The dollar index was steady around 96.233, while the euro was up 0.1% at $1.1283.
The euro-dollar pair has struggled to recover from the 2021 lows it reached in November, hurt by expectations that the U.S. Federal Reserve will tighten monetary policy more quickly than the dovish European Central Bank.
Last week, Fed Chair Jerome Powell said it might be time to stop seeing inflation as transitory, suggesting the central bank could speed up tapering.
"The market is pricing between two to three hikes next year now. We think that that pricing is too optimistic. We believe that the Fed will actually be slower to deliver on these rate hikes," said Unigestion's Gatto, adding that this would be supportive for equities.

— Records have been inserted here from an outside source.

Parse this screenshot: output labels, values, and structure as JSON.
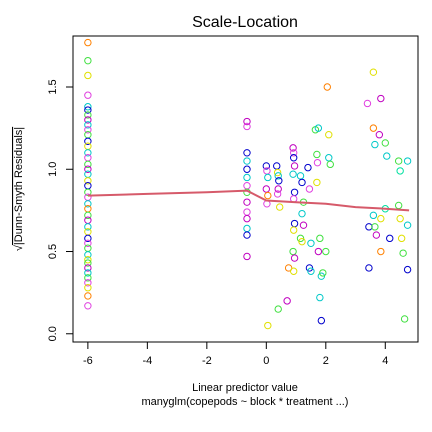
{
  "chart_data": {
    "type": "scatter",
    "title": "Scale-Location",
    "xlabel": "Linear predictor value",
    "subtitle": "manyglm(copepods ~ block * treatment ...)",
    "ylabel_sqrt": "√",
    "ylabel": "|Dunn-Smyth Residuals|",
    "xlim": [
      -6.5,
      5.1
    ],
    "ylim": [
      -0.05,
      1.81
    ],
    "x_ticks": [
      {
        "value": -6,
        "label": "-6"
      },
      {
        "value": -4,
        "label": "-4"
      },
      {
        "value": -2,
        "label": "-2"
      },
      {
        "value": 0,
        "label": "0"
      },
      {
        "value": 2,
        "label": "2"
      },
      {
        "value": 4,
        "label": "4"
      }
    ],
    "y_ticks": [
      {
        "value": 0.0,
        "label": "0.0"
      },
      {
        "value": 0.5,
        "label": "0.5"
      },
      {
        "value": 1.0,
        "label": "1.0"
      },
      {
        "value": 1.5,
        "label": "1.5"
      }
    ],
    "grid": false,
    "point_colors": [
      "#e040e0",
      "#00c8c8",
      "#0000cc",
      "#40e040",
      "#e0e000",
      "#ff8000",
      "#c000c0",
      "#00e0a0"
    ],
    "points": [
      {
        "x": -6,
        "y": 1.77,
        "c": 5
      },
      {
        "x": -6,
        "y": 1.66,
        "c": 3
      },
      {
        "x": -6,
        "y": 1.57,
        "c": 4
      },
      {
        "x": -6,
        "y": 1.45,
        "c": 0
      },
      {
        "x": -6,
        "y": 1.38,
        "c": 1
      },
      {
        "x": -6,
        "y": 1.36,
        "c": 2
      },
      {
        "x": -6,
        "y": 1.33,
        "c": 3
      },
      {
        "x": -6,
        "y": 1.3,
        "c": 6
      },
      {
        "x": -6,
        "y": 1.27,
        "c": 1
      },
      {
        "x": -6,
        "y": 1.24,
        "c": 0
      },
      {
        "x": -6,
        "y": 1.21,
        "c": 3
      },
      {
        "x": -6,
        "y": 1.17,
        "c": 2
      },
      {
        "x": -6,
        "y": 1.14,
        "c": 4
      },
      {
        "x": -6,
        "y": 1.1,
        "c": 1
      },
      {
        "x": -6,
        "y": 1.07,
        "c": 0
      },
      {
        "x": -6,
        "y": 1.03,
        "c": 3
      },
      {
        "x": -6,
        "y": 1.0,
        "c": 6
      },
      {
        "x": -6,
        "y": 0.97,
        "c": 1
      },
      {
        "x": -6,
        "y": 0.93,
        "c": 4
      },
      {
        "x": -6,
        "y": 0.9,
        "c": 2
      },
      {
        "x": -6,
        "y": 0.86,
        "c": 3
      },
      {
        "x": -6,
        "y": 0.83,
        "c": 0
      },
      {
        "x": -6,
        "y": 0.79,
        "c": 1
      },
      {
        "x": -6,
        "y": 0.76,
        "c": 5
      },
      {
        "x": -6,
        "y": 0.72,
        "c": 3
      },
      {
        "x": -6,
        "y": 0.69,
        "c": 6
      },
      {
        "x": -6,
        "y": 0.65,
        "c": 1
      },
      {
        "x": -6,
        "y": 0.62,
        "c": 4
      },
      {
        "x": -6,
        "y": 0.58,
        "c": 2
      },
      {
        "x": -6,
        "y": 0.55,
        "c": 0
      },
      {
        "x": -6,
        "y": 0.52,
        "c": 3
      },
      {
        "x": -6,
        "y": 0.48,
        "c": 1
      },
      {
        "x": -6,
        "y": 0.45,
        "c": 4
      },
      {
        "x": -6,
        "y": 0.43,
        "c": 3
      },
      {
        "x": -6,
        "y": 0.4,
        "c": 6
      },
      {
        "x": -6,
        "y": 0.37,
        "c": 1
      },
      {
        "x": -6,
        "y": 0.34,
        "c": 3
      },
      {
        "x": -6,
        "y": 0.31,
        "c": 0
      },
      {
        "x": -6,
        "y": 0.28,
        "c": 4
      },
      {
        "x": -6,
        "y": 0.23,
        "c": 5
      },
      {
        "x": -6,
        "y": 0.17,
        "c": 0
      },
      {
        "x": -0.65,
        "y": 1.29,
        "c": 6
      },
      {
        "x": -0.65,
        "y": 1.26,
        "c": 0
      },
      {
        "x": -0.65,
        "y": 1.1,
        "c": 2
      },
      {
        "x": -0.65,
        "y": 1.05,
        "c": 1
      },
      {
        "x": -0.65,
        "y": 1.0,
        "c": 2
      },
      {
        "x": -0.65,
        "y": 0.95,
        "c": 1
      },
      {
        "x": -0.65,
        "y": 0.9,
        "c": 0
      },
      {
        "x": -0.65,
        "y": 0.86,
        "c": 3
      },
      {
        "x": -0.65,
        "y": 0.8,
        "c": 6
      },
      {
        "x": -0.65,
        "y": 0.74,
        "c": 0
      },
      {
        "x": -0.65,
        "y": 0.7,
        "c": 6
      },
      {
        "x": -0.65,
        "y": 0.64,
        "c": 1
      },
      {
        "x": -0.65,
        "y": 0.6,
        "c": 2
      },
      {
        "x": -0.65,
        "y": 0.47,
        "c": 6
      },
      {
        "x": 0.0,
        "y": 1.02,
        "c": 2
      },
      {
        "x": 0.02,
        "y": 0.99,
        "c": 0
      },
      {
        "x": 0.05,
        "y": 0.95,
        "c": 1
      },
      {
        "x": 0.0,
        "y": 0.88,
        "c": 6
      },
      {
        "x": 0.05,
        "y": 0.84,
        "c": 5
      },
      {
        "x": 0.02,
        "y": 0.79,
        "c": 0
      },
      {
        "x": 0.05,
        "y": 0.05,
        "c": 4
      },
      {
        "x": 0.35,
        "y": 1.02,
        "c": 2
      },
      {
        "x": 0.38,
        "y": 0.98,
        "c": 4
      },
      {
        "x": 0.4,
        "y": 0.96,
        "c": 1
      },
      {
        "x": 0.42,
        "y": 0.93,
        "c": 2
      },
      {
        "x": 0.4,
        "y": 0.88,
        "c": 6
      },
      {
        "x": 0.38,
        "y": 0.85,
        "c": 0
      },
      {
        "x": 0.45,
        "y": 0.77,
        "c": 4
      },
      {
        "x": 0.4,
        "y": 0.15,
        "c": 3
      },
      {
        "x": 0.7,
        "y": 0.2,
        "c": 6
      },
      {
        "x": 0.75,
        "y": 0.4,
        "c": 5
      },
      {
        "x": 0.9,
        "y": 1.13,
        "c": 6
      },
      {
        "x": 0.92,
        "y": 1.1,
        "c": 0
      },
      {
        "x": 0.92,
        "y": 1.07,
        "c": 2
      },
      {
        "x": 0.95,
        "y": 1.02,
        "c": 6
      },
      {
        "x": 0.9,
        "y": 0.97,
        "c": 1
      },
      {
        "x": 0.95,
        "y": 0.86,
        "c": 2
      },
      {
        "x": 0.92,
        "y": 0.82,
        "c": 0
      },
      {
        "x": 0.95,
        "y": 0.67,
        "c": 2
      },
      {
        "x": 0.92,
        "y": 0.63,
        "c": 4
      },
      {
        "x": 0.9,
        "y": 0.5,
        "c": 3
      },
      {
        "x": 0.95,
        "y": 0.46,
        "c": 6
      },
      {
        "x": 0.92,
        "y": 0.38,
        "c": 4
      },
      {
        "x": 1.15,
        "y": 0.96,
        "c": 1
      },
      {
        "x": 1.2,
        "y": 0.92,
        "c": 2
      },
      {
        "x": 1.25,
        "y": 0.8,
        "c": 3
      },
      {
        "x": 1.2,
        "y": 0.73,
        "c": 1
      },
      {
        "x": 1.25,
        "y": 0.66,
        "c": 6
      },
      {
        "x": 1.15,
        "y": 0.58,
        "c": 3
      },
      {
        "x": 1.2,
        "y": 0.56,
        "c": 4
      },
      {
        "x": 1.4,
        "y": 1.01,
        "c": 2
      },
      {
        "x": 1.45,
        "y": 0.88,
        "c": 0
      },
      {
        "x": 1.5,
        "y": 0.55,
        "c": 1
      },
      {
        "x": 1.45,
        "y": 0.4,
        "c": 2
      },
      {
        "x": 1.5,
        "y": 0.38,
        "c": 1
      },
      {
        "x": 1.65,
        "y": 1.24,
        "c": 3
      },
      {
        "x": 1.75,
        "y": 1.25,
        "c": 1
      },
      {
        "x": 1.7,
        "y": 1.09,
        "c": 3
      },
      {
        "x": 1.72,
        "y": 1.04,
        "c": 0
      },
      {
        "x": 1.7,
        "y": 0.92,
        "c": 4
      },
      {
        "x": 1.8,
        "y": 0.58,
        "c": 3
      },
      {
        "x": 1.75,
        "y": 0.5,
        "c": 6
      },
      {
        "x": 1.85,
        "y": 0.35,
        "c": 1
      },
      {
        "x": 1.8,
        "y": 0.22,
        "c": 1
      },
      {
        "x": 1.85,
        "y": 0.08,
        "c": 2
      },
      {
        "x": 1.9,
        "y": 0.37,
        "c": 3
      },
      {
        "x": 2.05,
        "y": 1.5,
        "c": 5
      },
      {
        "x": 2.1,
        "y": 1.21,
        "c": 4
      },
      {
        "x": 2.1,
        "y": 1.07,
        "c": 1
      },
      {
        "x": 2.15,
        "y": 1.03,
        "c": 3
      },
      {
        "x": 2.0,
        "y": 0.5,
        "c": 3
      },
      {
        "x": 3.4,
        "y": 1.4,
        "c": 0
      },
      {
        "x": 3.45,
        "y": 0.65,
        "c": 2
      },
      {
        "x": 3.45,
        "y": 0.4,
        "c": 2
      },
      {
        "x": 3.6,
        "y": 1.59,
        "c": 4
      },
      {
        "x": 3.6,
        "y": 1.25,
        "c": 5
      },
      {
        "x": 3.65,
        "y": 1.15,
        "c": 1
      },
      {
        "x": 3.6,
        "y": 0.72,
        "c": 1
      },
      {
        "x": 3.65,
        "y": 0.65,
        "c": 3
      },
      {
        "x": 3.7,
        "y": 0.6,
        "c": 6
      },
      {
        "x": 3.85,
        "y": 1.43,
        "c": 6
      },
      {
        "x": 3.8,
        "y": 1.21,
        "c": 6
      },
      {
        "x": 3.85,
        "y": 0.7,
        "c": 4
      },
      {
        "x": 3.85,
        "y": 0.5,
        "c": 5
      },
      {
        "x": 4.0,
        "y": 1.16,
        "c": 3
      },
      {
        "x": 4.05,
        "y": 1.08,
        "c": 1
      },
      {
        "x": 4.0,
        "y": 0.76,
        "c": 7
      },
      {
        "x": 4.15,
        "y": 0.58,
        "c": 2
      },
      {
        "x": 4.45,
        "y": 1.05,
        "c": 3
      },
      {
        "x": 4.5,
        "y": 0.99,
        "c": 7
      },
      {
        "x": 4.45,
        "y": 0.78,
        "c": 3
      },
      {
        "x": 4.5,
        "y": 0.7,
        "c": 4
      },
      {
        "x": 4.55,
        "y": 0.58,
        "c": 4
      },
      {
        "x": 4.6,
        "y": 0.49,
        "c": 3
      },
      {
        "x": 4.65,
        "y": 0.09,
        "c": 3
      },
      {
        "x": 4.75,
        "y": 1.05,
        "c": 1
      },
      {
        "x": 4.75,
        "y": 0.66,
        "c": 1
      },
      {
        "x": 4.75,
        "y": 0.39,
        "c": 2
      }
    ],
    "trend_color": "#d65a6a",
    "trend_line": [
      {
        "x": -6.0,
        "y": 0.84
      },
      {
        "x": -4.0,
        "y": 0.85
      },
      {
        "x": -2.0,
        "y": 0.86
      },
      {
        "x": -0.65,
        "y": 0.87
      },
      {
        "x": 0.0,
        "y": 0.81
      },
      {
        "x": 1.0,
        "y": 0.8
      },
      {
        "x": 2.0,
        "y": 0.79
      },
      {
        "x": 3.0,
        "y": 0.77
      },
      {
        "x": 4.0,
        "y": 0.76
      },
      {
        "x": 4.8,
        "y": 0.75
      }
    ]
  }
}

The U.S. 10-year Treasury yield, which had its biggest weekly drop since June 2020 last week due to a combination of Powell's hawkish comments and fears over Omicron, was a touch lower on Wednesday at 1.4597%.
U.S. inflation data is due on Friday.
Meanwhile, shares in China's Evergrande Group hit a record low, after a missed debt payment deadline put the developer at risk of becoming the country's biggest defaulter - but the news had limited global market impact because it is already "well-priced" by the market, Unigestion's Gatto said.
In virtual talks, President Joe Biden warned Russian President Vladimir Putin that the West would impose "strong economic and other measures" on Russia if it invaded Ukraine, while Putin demanded guarantees that NATO would not expand farther eastward.